NEW YORK (Reuters) - New York State Attorney General Andrew Cuomo said on Monday his office is investigating Facebook, accusing the social networking site of not keeping young users safe from sexual predators and not responding to user complaints.

In a letter accompanying a subpoena for documents, Cuomo said a preliminary review revealed defects in Facebook’s safety controls and in its response to complaints. He said these shortcomings contrast with assurances made by the company.

In recent weeks, investigators conducted undercover tests of Facebook’s safety controls and procedures, posing as underage users.
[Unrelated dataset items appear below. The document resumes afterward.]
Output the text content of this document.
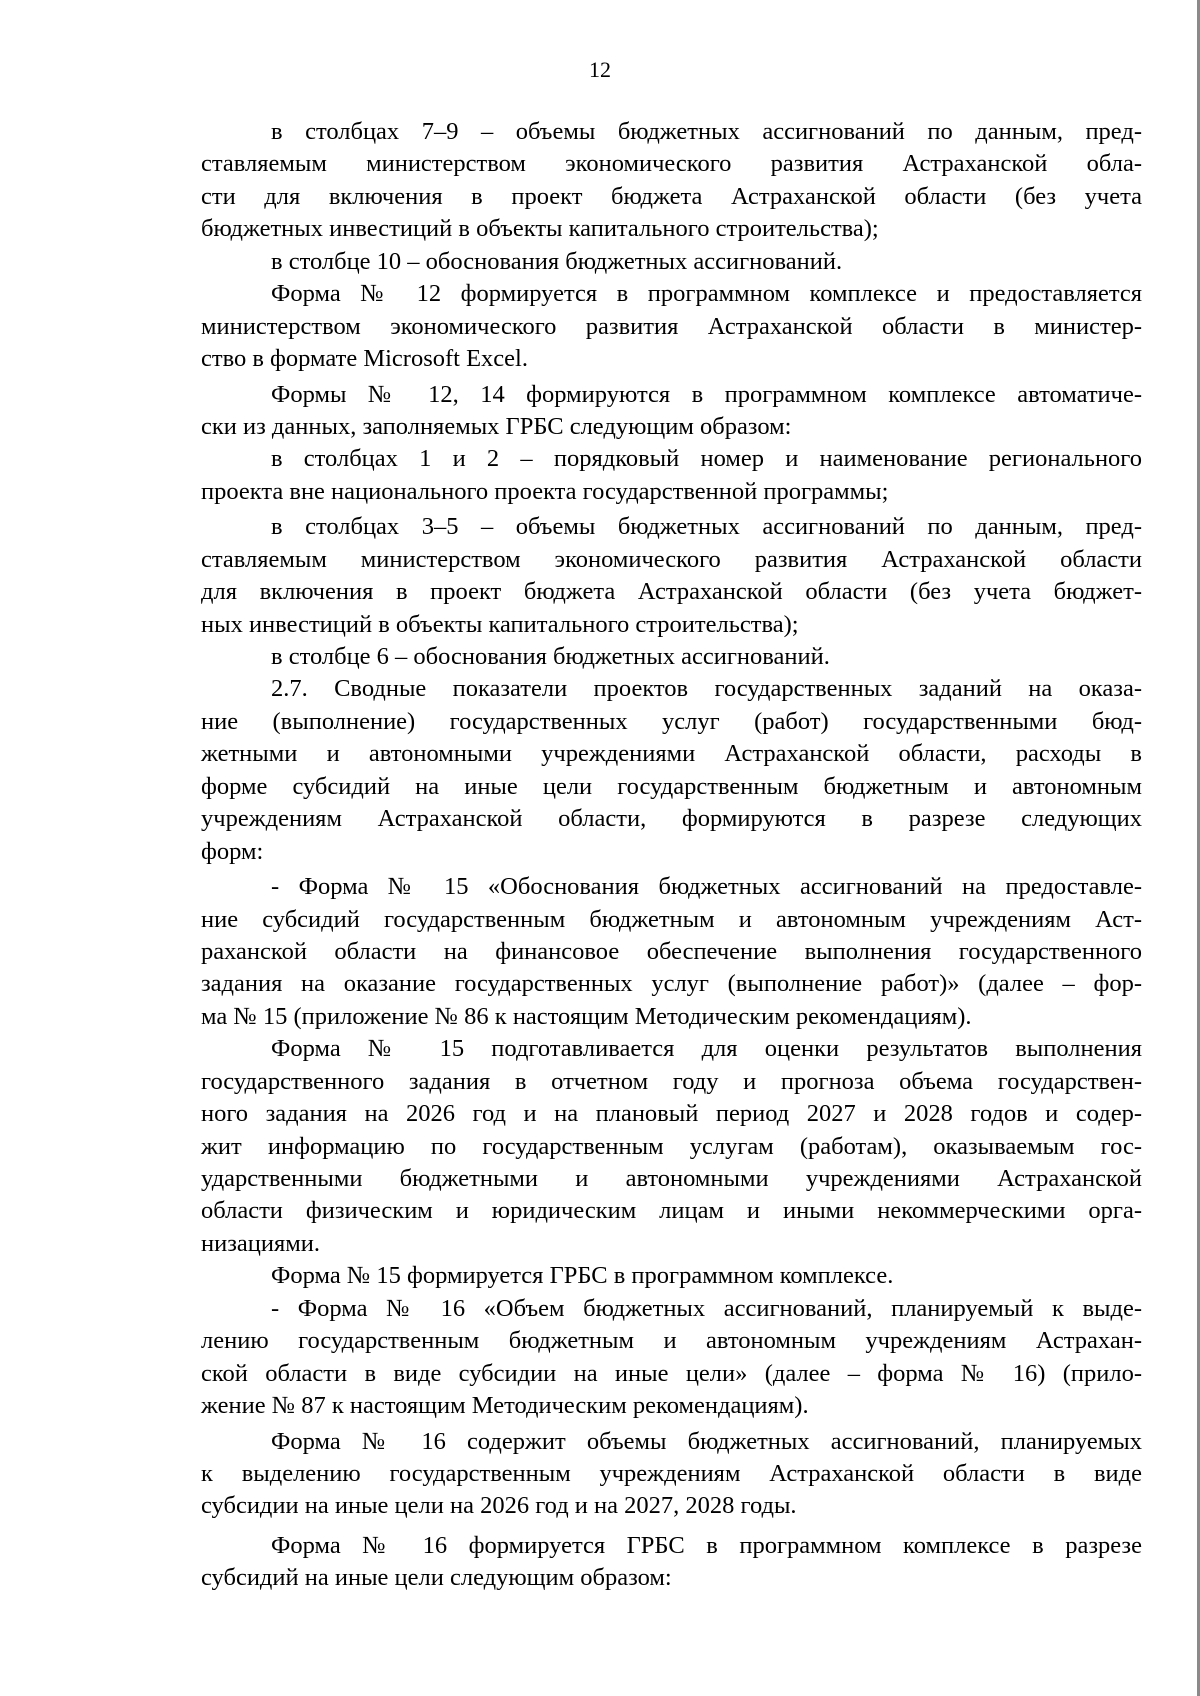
12
в столбцах 7–9 – объемы бюджетных ассигнований по данным, пред-
ставляемым министерством экономического развития Астраханской обла-
сти для включения в проект бюджета Астраханской области (без учета
бюджетных инвестиций в объекты капитального строительства);
в столбце 10 – обоснования бюджетных ассигнований.
Форма № 12 формируется в программном комплексе и предоставляется
министерством экономического развития Астраханской области в министер-
ство в формате Microsoft Excel.
Формы № 12, 14 формируются в программном комплексе автоматиче-
ски из данных, заполняемых ГРБС следующим образом:
в столбцах 1 и 2 – порядковый номер и наименование регионального
проекта вне национального проекта государственной программы;
в столбцах 3–5 – объемы бюджетных ассигнований по данным, пред-
ставляемым министерством экономического развития Астраханской области
для включения в проект бюджета Астраханской области (без учета бюджет-
ных инвестиций в объекты капитального строительства);
в столбце 6 – обоснования бюджетных ассигнований.
2.7. Сводные показатели проектов государственных заданий на оказа-
ние (выполнение) государственных услуг (работ) государственными бюд-
жетными и автономными учреждениями Астраханской области, расходы в
форме субсидий на иные цели государственным бюджетным и автономным
учреждениям Астраханской области, формируются в разрезе следующих
форм:
- Форма № 15 «Обоснования бюджетных ассигнований на предоставле-
ние субсидий государственным бюджетным и автономным учреждениям Аст-
раханской области на финансовое обеспечение выполнения государственного
задания на оказание государственных услуг (выполнение работ)» (далее – фор-
ма № 15 (приложение № 86 к настоящим Методическим рекомендациям).
Форма № 15 подготавливается для оценки результатов выполнения
государственного задания в отчетном году и прогноза объема государствен-
ного задания на 2026 год и на плановый период 2027 и 2028 годов и содер-
жит информацию по государственным услугам (работам), оказываемым гос-
ударственными бюджетными и автономными учреждениями Астраханской
области физическим и юридическим лицам и иными некоммерческими орга-
низациями.
Форма № 15 формируется ГРБС в программном комплексе.
- Форма № 16 «Объем бюджетных ассигнований, планируемый к выде-
лению государственным бюджетным и автономным учреждениям Астрахан-
ской области в виде субсидии на иные цели» (далее – форма № 16) (прило-
жение № 87 к настоящим Методическим рекомендациям).
Форма № 16 содержит объемы бюджетных ассигнований, планируемых
к выделению государственным учреждениям Астраханской области в виде
субсидии на иные цели на 2026 год и на 2027, 2028 годы.
Форма № 16 формируется ГРБС в программном комплексе в разрезе
субсидий на иные цели следующим образом:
The investigators found they were solicited by adult sexual predators and could access pornographic images and videos, Cuomo said.

A spokeswoman for Facebook, based in Palo Alto, California, said the company was aware of the subpoena and is preparing a statement.

In the last year, social networking sites such as Facebook and larger rival MySpace, owned by News Corp, have come under fire from several U.S. state attorney generals concerned that the sites fall short in protecting young users from sexual predators.

In July, the Connecticut Attorney General told Reuters his office had learned of “at least three” convicted sex offenders on Facebook’s site and said that may be the “tip of the iceberg.”

Facebook has seen a rapid expansion of users since it opened up the site beyond its origins as a college student network to now include older users and high school students.

The New York Attorney General’s letter, which was addressed to Mark Zuckerberg, the 23-year-old founder of privately held Facebook, accused the site of failing to match its improvement in safety measures with its expansion ambitions.

“It appears that Facebook has not significantly altered its representations about safety and inappropriate content on the site,” said Cuomo.

“It does not have the right to represent that its site is safe and that it promptly responds to complaints when such statements are not accurate.”